‘La vuelta al mundo del rey Zibeline’, de Jean-Christophe Rufin

La vuelta al mundo del rey Zibeline

Jean-Christophe Rufin

Traducción de Javier Ignacio Gorrais

Armaenia

Madrid, 2018

370 páginas

 

Por Ricardo Martínez Llorca / @rimllorca

La literatura perdió parte de su sentido cuando el cine se convirtió en un medio mejor para narrar historias. Sin embargo, sigue existiendo como fuente inagotable de lectura, pues lo propio de la literatura le es ajeno al séptimo arte. La poesía, por ejemplo, es un alma que pueden compartir, pero no reflejar de idéntica manera. Ni el pensamiento, ni cierta versión de la imaginación, que se refleja mejor con palabras, con demora o con versiones del conflicto más o menos explícita. Así y todo, existen unos pocos libros que nos reconcilian con la pureza narrativa y nos invitan a apagar el televisor. Este La vuelta al mundo del rey Zibeline es uno de ellos. Las fuentes de las que bebe son las propias del relato de aventuras. No es un atrevimiento colocarlo a la altura de Stevenson, de Dumas y, aunque parezca mentira, de Borges. El argentino es un claro ejemplo de cómo la literatura se separa del cine, pero sigue siendo narrativa. Al contrario que él, Jean-Christophe Rufin no nos intenta deslumbrar con adverbios y adjetivos; de hecho, apenas existe ninguno que nos sorprenda en las casi cuatrocientas páginas de la novela. Sin embargo, al igual que el Borges de Historia universal de la infamia, Rufin ha buscado un personaje de una potencia tal, que es inevitable dejar volar la imaginación y la prosa para narrar su leyenda.

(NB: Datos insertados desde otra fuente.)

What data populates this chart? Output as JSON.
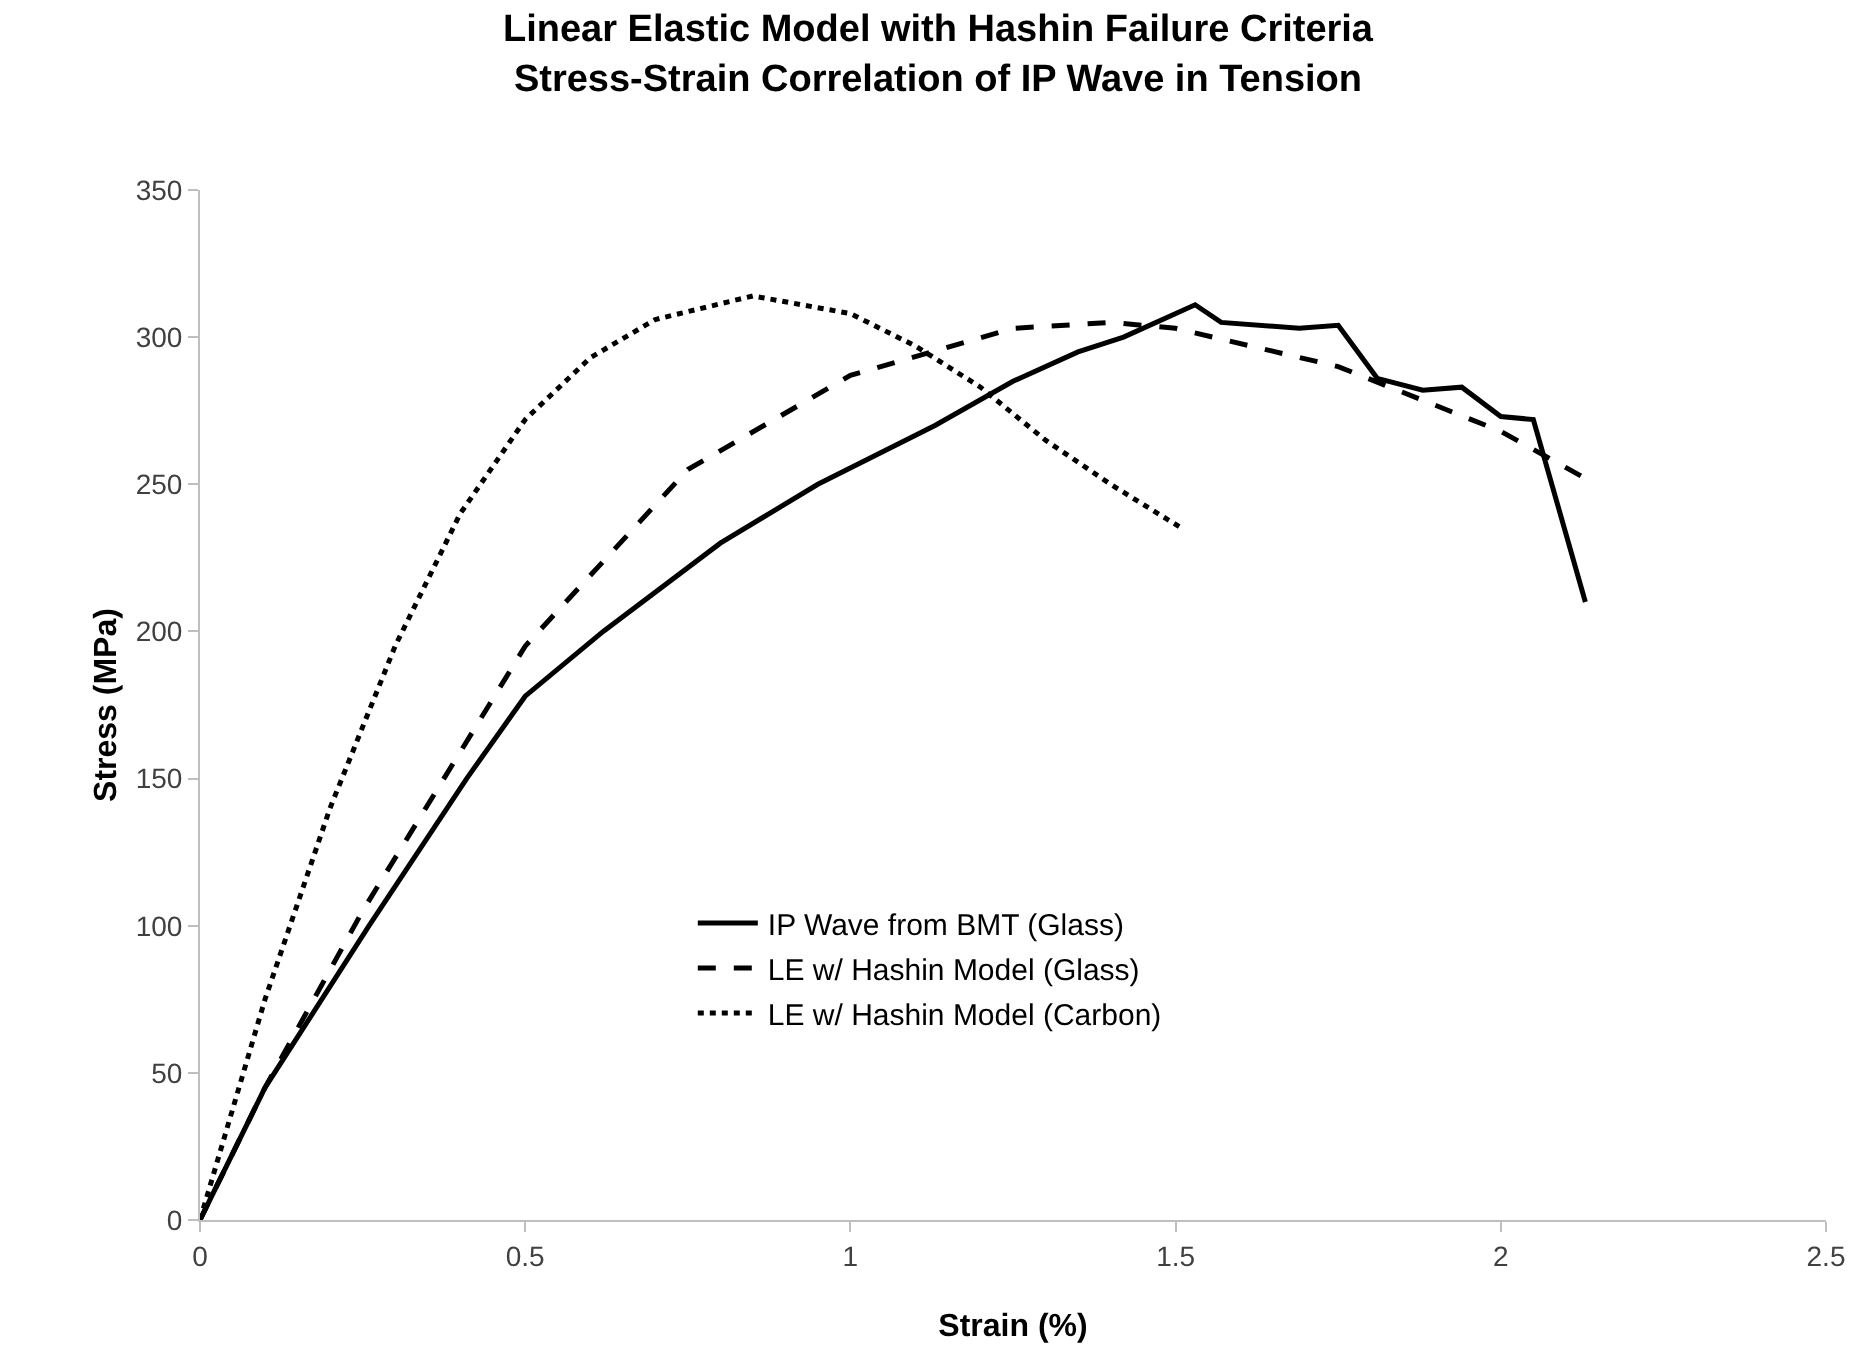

August Benyovszky se presenta, junto a su amada, a Benjamin Franklin y a lo largo de varios días, a dos voces, relatan su vida. Desde una infancia bajo la influencia de un tutor filósofo francés, a la guerra entre Polonia y Rusia, su etapa de convicto en Kamchatka, de navegante por el Pacífico, el Índico, sus días en París y, finalmente, su coronación como rey de Madagascar. La historia es asombrosa y apenas dura cuarenta años. Rufin recrea un tanto un lenguaje que resuene a siglo XVIII o, al menos, a una cierta historia, a pasado, pues la narración parte de la boca de sus dos protagonistas. Cuando narra él, nos enredamos en batallas, viajes, exploración, aventuras varoniles. Cuando narra ella, la aventura no decrece, pero el primer plano lo ocupa el amor, el romance. Él refleja los movimientos físicos, ella los del alma. Las voces son mecánicamente iguales, invitando al lector tanto a continuar el libro, hasta terminarlo sin interrupción, como a poder apartarlo y retomar la lectura con idéntico espíritu al que recordaba, un espíritu bastante atractivo. En algún momento de la novela se habla de la preocupación por la objetividad y el prudente respeto de August Benyovszky por los temas que tocan a los sentimientos; las intervenciones de ella salvan este escollo, que no pretende nada más que ayudar al que escucha, pues el relato es muy oral, a conservar la calma y no perder la atención.

Como en toda novela de aventuras, los personajes se perfilan en pocas pinceladas, con un físico que denota la personalidad. Como en las buenas novelas de aventuras, los temas que navegan por todas las páginas tienen relación con el honor, con el conflicto entre el bien y el mal, y, sobre todo, con la libertad. Hay un infinito anhelo de libertad en esta historia y en el deseo de relatarla, que se transmite a la perfección al lector: uno lamenta, con rigor, vivir esta época en la que se le niega la posibilidad de la aventura, pues cualquier viaje que protagonicemos será una versión sofisticada del turismo comparado con el beneficio de las biografías de August Benyovszky y su mujer. Que Rufin se atreva a novelarlas, es un regalo del que no podemos prescindir. Basta esa idea que gesta de sí mismo, en la que reconoce que en él deben convivir dos caras: la brutalidad de su padre y la fuerza de sentimiento de su preceptor, que debería servirle de guía en las elecciones morales. Por suerte o desgracia, no todas las elecciones son morales y el pesar de la dureza no cesa de gobernarle, aunque su deseo fuera el de abandonarse a la dulzura. Así pues, al contrario que lo que ocupa el formato de la narrativa actual, y del cine y las series, se impone el conflicto, no la trama. Eso se define como sinceridad en literatura, en narrativa, en confesión, en la vida.